En 2004, près de 60% des ménages suisses disposent d'un accès à Internet depuis leur domicile. Les chatrooms et autres forums de discussion font du cyberespace un vrai lieu de communication. Pas étonnant que le web soit devenu un lieu de drague et de rencontres comme un autre. Dès le début des années 2000, les sites de rencontres virtuelles vont se démocratiser en Suisse.
L'amour en un clic
Meetic est mis en ligne pour la première fois en 2002. En 2004, le site est leader dans le monde francophone et compte 6 millions d'inscrits, dont de nombreux célibataires suisses en quête d'amour. Pour consulter les profils des autres utilisateurs, il suffit de se connecter à son ordinateur. Ensuite on peut discuter et faire connaissance, le tout tranquillement installé chez soi. Un concept simple, mais révolutionnaire.
Pionnier dans le secteur de la rencontre en ligne, Meetic veut être un lieu sécurisé où les femmes se sentent à l'abri des mauvaises rencontres. L'entreprise emploie des modérateurs qui surveillent le contenu des échanges entre les utilisateurs. Ces mêmes modérateurs vérifient aussi que les profils ne sont pas des faux. Pas question de laisser un abonné utiliser la photo d'un acteur célèbre pour maximiser ses chances de rencontres ! Ici on vend du vrai, du sincère, de la drague honnête.
Visite à Paris dans les locaux de cette agence matrimoniale d'un nouveau genre.
Mais le virtuel ne fait pas tout. Meetic l'a bien compris et propose à ses utilisateurs de participer à des soirées payantes. Les célibataires peuvent ainsi se rencontrer en chair et en os. En 2005, c'est au Casino de Montreux que le site de rencontres propose de quitter son écran d'ordinateur pour la soirée, afin de passer au mode réel. Certains ont déjà chatté sur le site et vont enfin se voir, d'autres sont juste curieux. Mais pour tous les participants, l'enjeu reste le même : rencontrer quelqu'un.
Stéphanie, une jeune célibataire fribourgeoise de 21 ans, est venue tenter sa chance. Utilisatrice régulière du site Internet, elle cherche activement un amoureux. Malheureusement pour elle, la grande rencontre n'aura pas lieu ce soir-là.
La version helvétique
En Suisse aussi, on a les compétences pour faire des sites internet de dating. Le portail de rencontres payant swissfriends.ch existe depuis 1999 et ne recense que des célibataires suisses ou vivant dans les zones limitrophes. En 2004, près de 40000 personnes sont inscrites sur ce site et espèrent y trouver celui ou celle qui fera battre leur coeur.

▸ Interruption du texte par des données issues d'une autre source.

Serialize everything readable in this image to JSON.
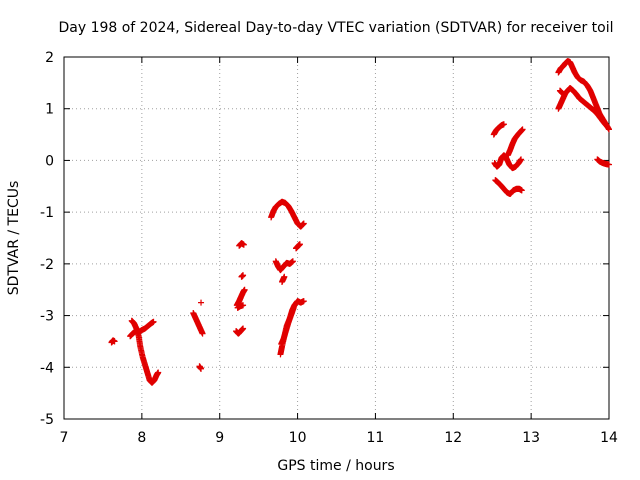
{
  "chart_data": {
    "type": "scatter",
    "title": "Day 198 of 2024, Sidereal Day-to-day VTEC variation (SDTVAR) for receiver toil",
    "xlabel": "GPS time / hours",
    "ylabel": "SDTVAR / TECUs",
    "xlim": [
      7,
      14
    ],
    "ylim": [
      -5,
      2
    ],
    "xticks": [
      "7",
      "8",
      "9",
      "10",
      "11",
      "12",
      "13",
      "14"
    ],
    "yticks": [
      "-5",
      "-4",
      "-3",
      "-2",
      "-1",
      "0",
      "1",
      "2"
    ],
    "grid": true,
    "marker": "+",
    "color": "#e00000",
    "series": [
      {
        "name": "SDTVAR",
        "segments": [
          [
            [
              7.61,
              -3.52
            ],
            [
              7.63,
              -3.48
            ],
            [
              7.65,
              -3.5
            ]
          ],
          [
            [
              7.85,
              -3.4
            ],
            [
              7.88,
              -3.35
            ],
            [
              7.92,
              -3.3
            ],
            [
              7.96,
              -3.32
            ],
            [
              8.0,
              -3.28
            ],
            [
              8.04,
              -3.25
            ],
            [
              8.08,
              -3.2
            ],
            [
              8.12,
              -3.15
            ],
            [
              8.15,
              -3.12
            ]
          ],
          [
            [
              7.87,
              -3.1
            ],
            [
              7.9,
              -3.15
            ],
            [
              7.93,
              -3.25
            ],
            [
              7.96,
              -3.4
            ],
            [
              7.98,
              -3.6
            ],
            [
              8.01,
              -3.8
            ],
            [
              8.04,
              -3.95
            ],
            [
              8.07,
              -4.1
            ],
            [
              8.1,
              -4.25
            ],
            [
              8.13,
              -4.3
            ],
            [
              8.16,
              -4.25
            ],
            [
              8.19,
              -4.15
            ],
            [
              8.21,
              -4.1
            ]
          ],
          [
            [
              8.66,
              -2.95
            ],
            [
              8.69,
              -3.05
            ],
            [
              8.72,
              -3.15
            ],
            [
              8.75,
              -3.25
            ],
            [
              8.78,
              -3.35
            ]
          ],
          [
            [
              8.76,
              -2.75
            ]
          ],
          [
            [
              8.74,
              -3.98
            ],
            [
              8.76,
              -4.03
            ]
          ],
          [
            [
              9.21,
              -3.3
            ],
            [
              9.24,
              -3.35
            ],
            [
              9.27,
              -3.3
            ],
            [
              9.3,
              -3.25
            ]
          ],
          [
            [
              9.22,
              -2.8
            ],
            [
              9.25,
              -2.72
            ],
            [
              9.27,
              -2.65
            ],
            [
              9.3,
              -2.55
            ],
            [
              9.32,
              -2.5
            ]
          ],
          [
            [
              9.23,
              -2.85
            ],
            [
              9.26,
              -2.82
            ],
            [
              9.3,
              -2.8
            ]
          ],
          [
            [
              9.28,
              -2.25
            ],
            [
              9.3,
              -2.22
            ]
          ],
          [
            [
              9.25,
              -1.65
            ],
            [
              9.28,
              -1.6
            ],
            [
              9.31,
              -1.63
            ]
          ],
          [
            [
              9.66,
              -1.1
            ],
            [
              9.69,
              -0.98
            ],
            [
              9.72,
              -0.9
            ],
            [
              9.76,
              -0.84
            ],
            [
              9.8,
              -0.8
            ],
            [
              9.84,
              -0.82
            ],
            [
              9.88,
              -0.88
            ],
            [
              9.92,
              -0.98
            ],
            [
              9.96,
              -1.1
            ],
            [
              10.0,
              -1.22
            ],
            [
              10.04,
              -1.28
            ],
            [
              10.08,
              -1.22
            ]
          ],
          [
            [
              9.72,
              -1.95
            ],
            [
              9.75,
              -2.05
            ],
            [
              9.78,
              -2.12
            ],
            [
              9.82,
              -2.05
            ],
            [
              9.86,
              -1.98
            ],
            [
              9.9,
              -2.0
            ],
            [
              9.94,
              -1.95
            ]
          ],
          [
            [
              9.8,
              -2.35
            ],
            [
              9.83,
              -2.25
            ]
          ],
          [
            [
              9.98,
              -1.7
            ],
            [
              10.01,
              -1.65
            ],
            [
              10.03,
              -1.62
            ]
          ],
          [
            [
              9.78,
              -3.75
            ],
            [
              9.8,
              -3.6
            ],
            [
              9.83,
              -3.4
            ],
            [
              9.86,
              -3.2
            ],
            [
              9.9,
              -3.05
            ],
            [
              9.93,
              -2.9
            ],
            [
              9.96,
              -2.8
            ],
            [
              10.0,
              -2.72
            ],
            [
              10.04,
              -2.75
            ],
            [
              10.08,
              -2.72
            ]
          ],
          [
            [
              9.79,
              -3.55
            ],
            [
              9.82,
              -3.45
            ],
            [
              9.85,
              -3.3
            ],
            [
              9.88,
              -3.15
            ],
            [
              9.92,
              -2.98
            ],
            [
              9.95,
              -2.85
            ]
          ],
          [
            [
              12.52,
              0.5
            ],
            [
              12.55,
              0.58
            ],
            [
              12.58,
              0.63
            ],
            [
              12.62,
              0.68
            ],
            [
              12.65,
              0.7
            ]
          ],
          [
            [
              12.53,
              -0.05
            ],
            [
              12.56,
              -0.12
            ],
            [
              12.59,
              -0.08
            ],
            [
              12.62,
              0.05
            ],
            [
              12.65,
              0.1
            ],
            [
              12.68,
              0.05
            ],
            [
              12.72,
              -0.08
            ],
            [
              12.76,
              -0.15
            ],
            [
              12.8,
              -0.12
            ],
            [
              12.84,
              -0.05
            ],
            [
              12.87,
              0.02
            ]
          ],
          [
            [
              12.54,
              -0.38
            ],
            [
              12.57,
              -0.42
            ],
            [
              12.61,
              -0.48
            ],
            [
              12.65,
              -0.55
            ],
            [
              12.69,
              -0.62
            ],
            [
              12.73,
              -0.65
            ],
            [
              12.77,
              -0.58
            ],
            [
              12.81,
              -0.55
            ],
            [
              12.85,
              -0.55
            ],
            [
              12.88,
              -0.58
            ]
          ],
          [
            [
              12.7,
              0.1
            ],
            [
              12.73,
              0.2
            ],
            [
              12.76,
              0.32
            ],
            [
              12.79,
              0.42
            ],
            [
              12.83,
              0.5
            ],
            [
              12.86,
              0.55
            ],
            [
              12.89,
              0.6
            ]
          ],
          [
            [
              13.35,
              1.7
            ],
            [
              13.38,
              1.78
            ],
            [
              13.41,
              1.82
            ],
            [
              13.44,
              1.88
            ],
            [
              13.47,
              1.92
            ],
            [
              13.5,
              1.9
            ],
            [
              13.53,
              1.8
            ],
            [
              13.56,
              1.7
            ],
            [
              13.6,
              1.6
            ],
            [
              13.64,
              1.55
            ],
            [
              13.68,
              1.52
            ],
            [
              13.72,
              1.45
            ],
            [
              13.76,
              1.35
            ],
            [
              13.8,
              1.2
            ],
            [
              13.84,
              1.05
            ],
            [
              13.88,
              0.9
            ],
            [
              13.92,
              0.8
            ],
            [
              13.96,
              0.7
            ],
            [
              14.0,
              0.6
            ]
          ],
          [
            [
              13.35,
              1.0
            ],
            [
              13.38,
              1.1
            ],
            [
              13.41,
              1.2
            ],
            [
              13.44,
              1.3
            ],
            [
              13.47,
              1.35
            ],
            [
              13.5,
              1.4
            ],
            [
              13.54,
              1.35
            ],
            [
              13.58,
              1.28
            ],
            [
              13.62,
              1.2
            ],
            [
              13.66,
              1.15
            ],
            [
              13.7,
              1.1
            ],
            [
              13.74,
              1.05
            ],
            [
              13.78,
              1.0
            ],
            [
              13.82,
              0.95
            ],
            [
              13.86,
              0.88
            ],
            [
              13.9,
              0.8
            ],
            [
              13.94,
              0.72
            ],
            [
              13.98,
              0.65
            ]
          ],
          [
            [
              13.37,
              1.35
            ],
            [
              13.4,
              1.3
            ]
          ],
          [
            [
              13.85,
              0.02
            ],
            [
              13.88,
              -0.02
            ],
            [
              13.92,
              -0.05
            ],
            [
              13.96,
              -0.07
            ],
            [
              14.0,
              -0.08
            ]
          ]
        ]
      }
    ]
  }
}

Swissfriends est certes plus local, mais le principe reste le même. On paye un abonnement pour rencontrer virtuellement d'autres célibataires, et plus si affinités. Et là aussi, il faut montrer patte blanche. Propositions échangistes et photos trop intimes sont écartées, ici on vient pour trouver l'amour, la relation à long terme. Swissfriends promet des milliers de rencontres et assure avoir déjà provoqué une centaine de mariages.
Exemple avec Carole et Marcel, qui se sont rencontrés sur ce site.
L'avis de l'expert
Certains deviennent même experts de la rencontre virtuelle. Lewis Wingrove, alias Nick, a fréquenté un site de rencontres pendant un an. Il a tenu un blog sur son vécu, qui est devenu un livre. La version de Nick contraste avec le conte de fées un peu fleur bleue vendu par les sites de rencontres. Parce que non, tout le monde ne recherche pas le grand amour sur Internet. Ou disons pas uniquement. Le web permet aussi de rencontrer, voire d'accumuler, des relations plus éphémères.
Dans cette interview de 2006, Nick évoque son expérience de "chasse" sur les sites Internet : les femmes qu'il sollicite pour discuter, celles qui viennent discuter avec lui. Mais il souligne également la solitude paradoxale qui émane de ces lieux de rencontres virtuels. Et admet que concrètement, malgré l'apparente abondance de rencontres possibles, il s'agit bien souvent d'être "tout seul avec une bière à quatre heures du matin".
La tendance à se tourner vers des sites de rencontre en ligne ne s'est pas démentie depuis. En 2018, 1,3 millions de Suisses surfent régulièrement sur des sites de dating online. Le chiffre d'affaires des portails de rencontres actifs en Suisse se montait pour cette même année à plus de 41 millions de francs. Un chiffre qui ne cesse de progresser. Le marché de la rencontre reste une bonne affaire.